L’ adhésion spontanée et l’apprentissage tout au long de la vie semblent
pourtant être préférés à l’obéissance imposée. Le discours est dangereux car il
a l’apparence d’ un progrès. Ce ne sont d’ailleurs pas ces valeurs qu’il s’agit
de combattre mais bien l’usage qui est en est fait : en réalité, tout le monde
finit par obéir aux « lois du marché » qui sont présentées comme naturelles et
rarement remises en cause.
L’ individualisme développé dans les parcours scolaires gomme la part de
responsabilité des pratiques pédagogiques dans les échecs individuels. Les
élèves sont amenés à faire des choix, sans qu’on se préoccupe des conditions
sociales et matérielles qui déterminent leur rapport à l’école. Il ne peut ainsi
plus être question de se révolter contre une injustice puisque les individus ont
« choisi » leur parcours. Sans envisager que, peut-être, n’ont-ils pas eu
vraiment le choix ?
Quant à l’ autonomie souhaitée, elle est très contrôlée et se borne souvent à
proposer un nombre limité de méthodes pour atteindre les objectifs déterminés
par les idéologies dominantes.
La citoyenneté responsable se situe en bonne place dans le pacte
d’excellence. Un projet de « cours de citoyenneté » est d’ailleurs à l’étude. La
citoyenneté devrait pourtant être l’affaire de tous les cours et de tous les
moments dans une école fonctionnant de manière démocratique et participative :
on est encore très loin d’atteindre cet objectif.

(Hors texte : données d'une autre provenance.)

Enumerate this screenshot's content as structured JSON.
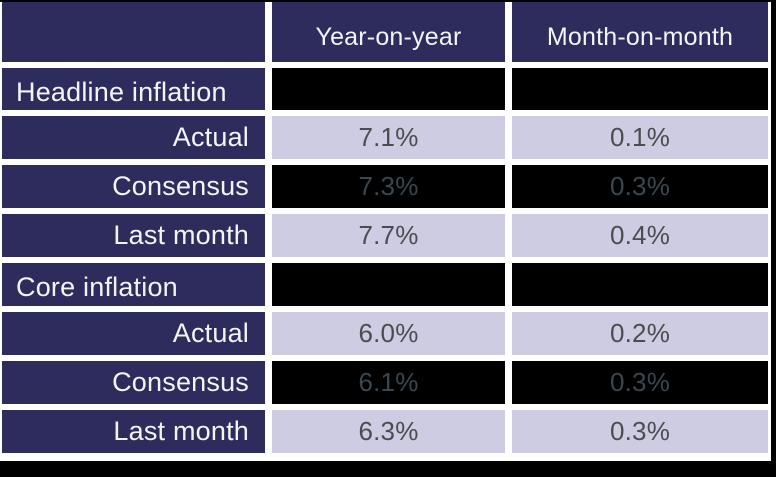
{
  "chart_data": {
    "type": "table",
    "columns": [
      "",
      "Year-on-year",
      "Month-on-month"
    ],
    "rows": [
      {
        "label": "Headline inflation",
        "row_type": "section",
        "yoy": "",
        "mom": ""
      },
      {
        "label": "Actual",
        "row_type": "data",
        "yoy": "7.1%",
        "mom": "0.1%"
      },
      {
        "label": "Consensus",
        "row_type": "consensus",
        "yoy": "7.3%",
        "mom": "0.3%"
      },
      {
        "label": "Last month",
        "row_type": "data",
        "yoy": "7.7%",
        "mom": "0.4%"
      },
      {
        "label": "Core inflation",
        "row_type": "section",
        "yoy": "",
        "mom": ""
      },
      {
        "label": "Actual",
        "row_type": "data",
        "yoy": "6.0%",
        "mom": "0.2%"
      },
      {
        "label": "Consensus",
        "row_type": "consensus",
        "yoy": "6.1%",
        "mom": "0.3%"
      },
      {
        "label": "Last month",
        "row_type": "data",
        "yoy": "6.3%",
        "mom": "0.3%"
      }
    ],
    "layout_hints": {
      "section_value_cells": "solid black, no visible text",
      "consensus_value_cells": "black background with faint dark-slate text",
      "label_column_alignment": "section labels left, sub labels right",
      "value_alignment": "center"
    }
  },
  "colors": {
    "background": "#000000",
    "cell_navy": "#2e2c5c",
    "cell_lavender": "#cdcce2",
    "cell_black": "#000000",
    "header_text": "#f4f4f6",
    "value_text": "#4c4c50",
    "faint_value_text": "#3a4750",
    "grid_gap_white": "#ffffff"
  }
}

C’est d’abord un étudiant « consommateur » qu’on tente de former. La vraie
citoyenneté consiste à être capable de porter un regard critique sur les choses
plutôt que de s’y adapter à tout prix, à chercher l’équilibre possible entre
liberté individuelle et intérêt collectif. Pour y arriver, il sera nécessaire de
développer les connaissances de base en économie et sociologie, en philosophie
et histoire de la pensée, en psychologie, en anthropologie... Toutes ces
matières qui ne font pas partie du « programme » scolaire ou alors si peu...
Que faire ?
Dans un monde où la rentabilité et la compétitivité comptent plus que la
gratuité et le « bien vivre », enseignants, parents et élèves doivent cultiver
« l’être ensemble » plutôt que la lutte pour une place. L’enseignement est un
partage. Il est indispensable de s’opposer ensemble à une école de
« consommation », d’exiger un enseignement obligatoire réellement gratuit pour
tous et de dénoncer les discours et les pratiques soumis aux lois du marché.

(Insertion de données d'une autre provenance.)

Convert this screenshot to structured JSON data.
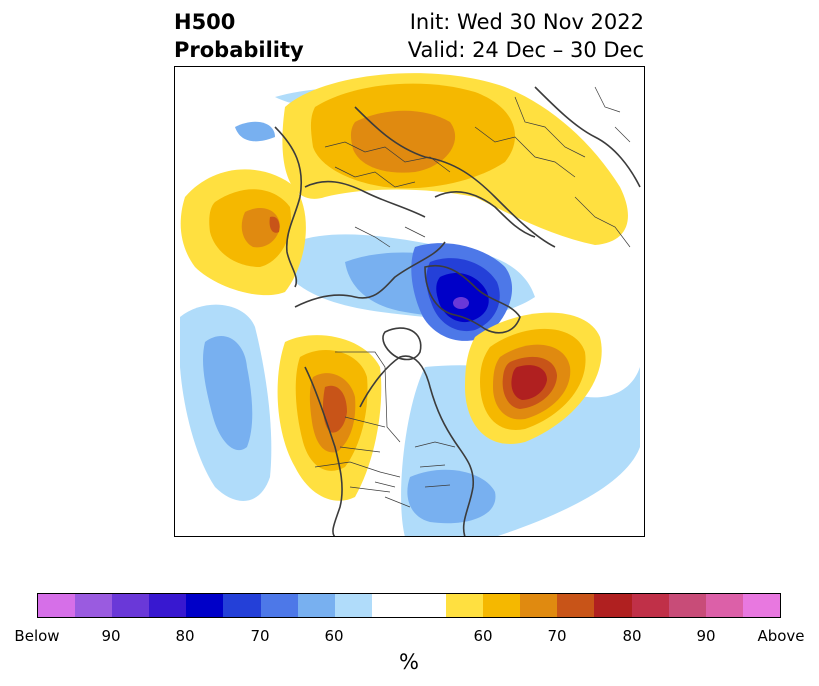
{
  "title": {
    "left_line1": "H500",
    "left_line2": "Probability",
    "right_line1": "Init: Wed 30 Nov 2022",
    "right_line2": "Valid: 24 Dec – 30 Dec"
  },
  "colorbar": {
    "unit": "%",
    "tick_labels": [
      "Below",
      "90",
      "80",
      "70",
      "60",
      "60",
      "70",
      "80",
      "90",
      "Above"
    ],
    "colors": {
      "below": [
        "#d66fe8",
        "#9a5be0",
        "#6a38d8",
        "#3818d0",
        "#0000c8",
        "#2440d8",
        "#4d78e8",
        "#78b0f0",
        "#b0dcfa"
      ],
      "neutral": "#ffffff",
      "above": [
        "#ffe040",
        "#f5b800",
        "#e08a10",
        "#c85418",
        "#b02020",
        "#c03048",
        "#c84c78",
        "#dc60a8",
        "#e878e0"
      ]
    }
  },
  "map": {
    "projection": "north-polar-stereographic",
    "features": [
      "coastlines",
      "country-borders",
      "us-state-borders"
    ]
  }
}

En France et en Belgique, notamment, sont apparus des mouvements indépendants
qui dénoncent les dérives des pratiques actuelles dans la recherche et
l’enseignement et appellent tant à un ralentissement – la Slow Science – qu’à un
recentrage sur des valeurs favorisant l’émergence d’un travail de qualité :
partage, désintéressement, honnêteté, plaisir...
Il faut :
Refuser de traiter les étudiants en « clients » ou
« consommateurs », notamment :
- en mettant au cœur de l’enseignement ce qui
fait la force, le plaisir et la richesse de la recherche dans la construction
des savoirs – par exemple, par la multiplication de liens entre cours,
séminaires et travaux pratiques, et par le développement de dispositifs
pédagogiques qui permettent la construction conjointe des savoirs ;
- en
combattant l’infantilisation des étudiant-e-s dans le processus d’apprentissage
(dû, entre autre, à la standardisation des contenus et des attentes), qui
concourt plus à les maintenir dans un statut « d’étudiant » qu’à former des
adultes curieux et critiques ;
- en évitant de recourir à des évaluations
formatées et standardisées ». (charte de désexcellence) (3)
Michèle JANSS est membre de l’Aped (Appel pour une école démocratique)
Notes :
(1) Pacte d’excellence - http://www.pactedexcellence.be/tele...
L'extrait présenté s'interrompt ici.